Utilisation of reactive ionic liquids for energy storage and regulation of the power grid

Abstract

Chlorine is an essential feedstock for polymers and pharmaceuticals, with annual production exceeding 100 Mt. Nearly all Cl2 is obtained by chlor–alkali electrolysis, which consumes about 2.58 MWh of electricity per tonne. Renewable energies such as wind and solar would lower CO2 emissions, but electrolysers would then have to adopt to fluctuating, renewable energies while downstream processes still require a constant chlorine supply. Large inventories of pressurised, liquefied Cl2 are impractical owing to toxicity and stringent safety setbacks. Triethylmethylammonium trichloride, [NEt3Me][Cl(Cl2)], could become a key technology enabling safe chlorine storage.

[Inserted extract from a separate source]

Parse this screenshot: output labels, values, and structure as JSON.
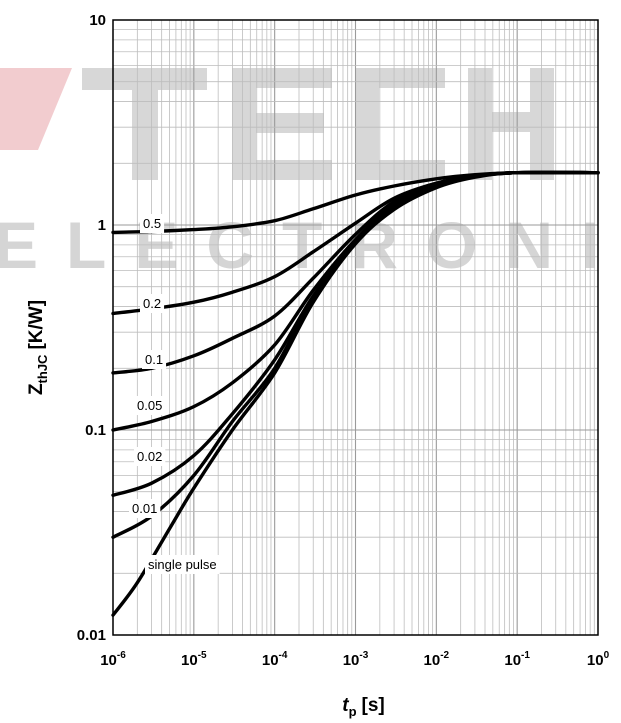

This room-temperature ionic liquid, made from inexpensive [NEt3Me]Cl and chlorine, can store 0.79 tCl2 t−1 while maintaining a low chlorine vapour pressure. Chlorine can be released by mild heating, vacuum, or water addition; alternatively, the loaded liquid can serve directly as a chlorinating agent. With an energy density near 1.1 MWh t−1, the trichloride could couple electrolysis with real-time power availability and allow chlorine to be produced in sun-rich regions and shipped safely elsewhere.